Aclara también que el tráfico de drogas y el crimen organizado es del ámbito federal y que por eso el presidente Fox envió 800 soldados y oficiales para apoyar con el programa “México Seguro”, Pimentel afirmó “Nuestro trabajo es simplemente preventivo no tenemos capacidad para investigar ni capturar gente conectada con el crimen organizado”.
En relación con los policías corruptos que trabajan con él y que le dan protección a las bandas del crimen, se debe comprender que no es su responsabilidad: “yo solamente soy aquí una figura política”.
Por ultimo, afirmó que si le llaman y lo amenazan, en ese momento renuncia “porque primero esta mi familia.”

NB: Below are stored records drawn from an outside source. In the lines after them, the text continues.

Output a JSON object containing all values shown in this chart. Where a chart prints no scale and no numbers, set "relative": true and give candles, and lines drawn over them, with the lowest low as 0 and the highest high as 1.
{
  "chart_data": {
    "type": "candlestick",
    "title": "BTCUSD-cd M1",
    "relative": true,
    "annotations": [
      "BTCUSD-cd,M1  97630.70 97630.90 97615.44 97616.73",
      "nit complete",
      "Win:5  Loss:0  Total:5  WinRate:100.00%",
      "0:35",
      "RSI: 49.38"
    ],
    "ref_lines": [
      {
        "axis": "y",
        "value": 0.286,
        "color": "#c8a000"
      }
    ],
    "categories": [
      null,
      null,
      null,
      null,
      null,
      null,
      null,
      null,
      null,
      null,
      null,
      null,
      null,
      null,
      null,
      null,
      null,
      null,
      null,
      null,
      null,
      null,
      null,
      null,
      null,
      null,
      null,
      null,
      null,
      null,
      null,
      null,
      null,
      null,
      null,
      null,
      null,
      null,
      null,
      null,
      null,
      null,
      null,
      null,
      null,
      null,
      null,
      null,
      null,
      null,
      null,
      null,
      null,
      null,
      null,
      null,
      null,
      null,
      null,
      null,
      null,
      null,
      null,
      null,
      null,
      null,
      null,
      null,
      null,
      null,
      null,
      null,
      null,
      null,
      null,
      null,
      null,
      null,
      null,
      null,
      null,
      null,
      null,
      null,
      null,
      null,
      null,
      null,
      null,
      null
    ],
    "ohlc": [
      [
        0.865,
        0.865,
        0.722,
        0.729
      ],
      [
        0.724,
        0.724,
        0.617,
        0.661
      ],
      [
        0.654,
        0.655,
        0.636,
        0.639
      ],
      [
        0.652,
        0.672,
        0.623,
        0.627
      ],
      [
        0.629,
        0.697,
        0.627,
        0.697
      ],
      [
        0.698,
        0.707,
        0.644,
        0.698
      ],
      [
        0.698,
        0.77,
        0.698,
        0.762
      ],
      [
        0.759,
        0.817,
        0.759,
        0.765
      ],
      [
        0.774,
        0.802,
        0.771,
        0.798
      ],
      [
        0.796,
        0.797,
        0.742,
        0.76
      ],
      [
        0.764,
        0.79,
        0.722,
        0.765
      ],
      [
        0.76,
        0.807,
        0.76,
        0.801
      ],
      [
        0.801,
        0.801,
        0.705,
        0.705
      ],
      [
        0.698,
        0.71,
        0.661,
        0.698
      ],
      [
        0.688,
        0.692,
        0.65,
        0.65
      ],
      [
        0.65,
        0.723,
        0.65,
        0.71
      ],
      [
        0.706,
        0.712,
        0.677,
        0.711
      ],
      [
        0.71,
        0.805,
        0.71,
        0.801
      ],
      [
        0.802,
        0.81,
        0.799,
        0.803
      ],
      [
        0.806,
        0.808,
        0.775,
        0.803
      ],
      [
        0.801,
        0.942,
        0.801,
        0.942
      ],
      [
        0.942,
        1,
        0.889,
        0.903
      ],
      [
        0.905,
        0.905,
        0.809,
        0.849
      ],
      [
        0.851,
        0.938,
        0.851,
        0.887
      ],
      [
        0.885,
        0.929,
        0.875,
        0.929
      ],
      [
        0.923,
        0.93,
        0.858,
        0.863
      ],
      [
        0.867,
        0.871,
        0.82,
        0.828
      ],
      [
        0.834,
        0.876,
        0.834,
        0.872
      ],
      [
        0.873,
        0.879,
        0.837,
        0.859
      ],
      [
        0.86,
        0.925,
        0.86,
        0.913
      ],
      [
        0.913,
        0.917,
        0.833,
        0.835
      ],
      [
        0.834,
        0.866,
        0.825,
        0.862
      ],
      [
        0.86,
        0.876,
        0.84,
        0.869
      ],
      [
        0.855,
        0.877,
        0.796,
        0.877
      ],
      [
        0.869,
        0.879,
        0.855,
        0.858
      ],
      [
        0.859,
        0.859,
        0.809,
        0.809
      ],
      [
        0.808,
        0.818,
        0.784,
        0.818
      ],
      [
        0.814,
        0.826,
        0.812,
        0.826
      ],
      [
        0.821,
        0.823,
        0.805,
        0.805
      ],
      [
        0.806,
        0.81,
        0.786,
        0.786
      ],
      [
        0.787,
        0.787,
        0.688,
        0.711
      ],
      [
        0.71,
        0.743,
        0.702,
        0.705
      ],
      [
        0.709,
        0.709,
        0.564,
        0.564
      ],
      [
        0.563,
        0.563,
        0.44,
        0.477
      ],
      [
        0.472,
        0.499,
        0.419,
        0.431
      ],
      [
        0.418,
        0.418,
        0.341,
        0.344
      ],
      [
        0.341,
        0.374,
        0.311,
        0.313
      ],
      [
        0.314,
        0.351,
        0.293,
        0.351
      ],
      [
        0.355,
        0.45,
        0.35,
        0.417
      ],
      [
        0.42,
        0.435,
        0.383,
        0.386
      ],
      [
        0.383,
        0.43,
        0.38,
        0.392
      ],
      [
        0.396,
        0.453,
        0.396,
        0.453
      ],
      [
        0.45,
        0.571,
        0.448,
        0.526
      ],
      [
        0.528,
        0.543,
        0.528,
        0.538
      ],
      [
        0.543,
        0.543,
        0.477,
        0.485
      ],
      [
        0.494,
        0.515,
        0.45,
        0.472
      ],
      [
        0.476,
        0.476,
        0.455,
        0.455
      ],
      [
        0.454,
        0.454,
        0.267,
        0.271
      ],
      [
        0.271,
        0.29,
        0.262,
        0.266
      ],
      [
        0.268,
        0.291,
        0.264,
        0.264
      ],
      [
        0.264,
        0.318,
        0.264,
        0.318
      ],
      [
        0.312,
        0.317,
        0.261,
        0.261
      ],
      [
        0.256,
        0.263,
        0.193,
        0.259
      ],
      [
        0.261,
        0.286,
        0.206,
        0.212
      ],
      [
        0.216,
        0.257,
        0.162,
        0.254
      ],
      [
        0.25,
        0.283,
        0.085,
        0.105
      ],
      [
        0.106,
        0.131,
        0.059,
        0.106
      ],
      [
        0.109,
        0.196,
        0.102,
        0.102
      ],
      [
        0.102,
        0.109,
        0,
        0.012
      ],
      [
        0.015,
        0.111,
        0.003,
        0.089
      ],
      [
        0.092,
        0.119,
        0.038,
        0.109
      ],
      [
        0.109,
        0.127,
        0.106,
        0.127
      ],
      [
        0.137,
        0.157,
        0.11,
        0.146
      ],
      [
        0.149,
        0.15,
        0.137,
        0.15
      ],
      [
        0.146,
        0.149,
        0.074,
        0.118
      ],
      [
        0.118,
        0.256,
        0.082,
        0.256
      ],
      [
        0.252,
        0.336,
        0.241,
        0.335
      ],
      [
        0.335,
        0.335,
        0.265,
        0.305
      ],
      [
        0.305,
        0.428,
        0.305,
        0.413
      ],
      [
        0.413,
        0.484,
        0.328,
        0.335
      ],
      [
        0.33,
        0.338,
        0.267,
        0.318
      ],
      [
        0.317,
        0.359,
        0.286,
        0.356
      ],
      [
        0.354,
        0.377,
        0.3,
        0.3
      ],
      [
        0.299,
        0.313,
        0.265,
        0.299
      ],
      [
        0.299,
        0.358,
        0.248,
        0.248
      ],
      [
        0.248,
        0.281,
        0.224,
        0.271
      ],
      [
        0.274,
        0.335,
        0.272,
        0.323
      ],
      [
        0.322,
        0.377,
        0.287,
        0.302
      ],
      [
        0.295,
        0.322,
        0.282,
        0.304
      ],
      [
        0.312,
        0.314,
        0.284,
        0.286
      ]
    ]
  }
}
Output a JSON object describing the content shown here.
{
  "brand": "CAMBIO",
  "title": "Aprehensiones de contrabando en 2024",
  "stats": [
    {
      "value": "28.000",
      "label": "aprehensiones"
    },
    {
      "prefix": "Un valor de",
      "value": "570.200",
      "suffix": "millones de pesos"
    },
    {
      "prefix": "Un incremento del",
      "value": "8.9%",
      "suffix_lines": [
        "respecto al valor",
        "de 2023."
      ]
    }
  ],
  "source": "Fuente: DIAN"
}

Esta situación en Nuevo Laredo desde el punto de vista del New York Times se aplica en muchos otros municipios incluyendo el nuestro, Playas de Rosarito, donde el jefe de policía aquí ya manifestó, al entrar, que su labor es nada más preventiva y que tampoco puede investigar, ni detener al crimen organizado.
Por ese motivo a las ciudadanos nada más nos queda la prevención, entre nosotros y pedir el apoyo al gobierno federal y estatal ya que la municipal tiene muy marcado sus limitaciones.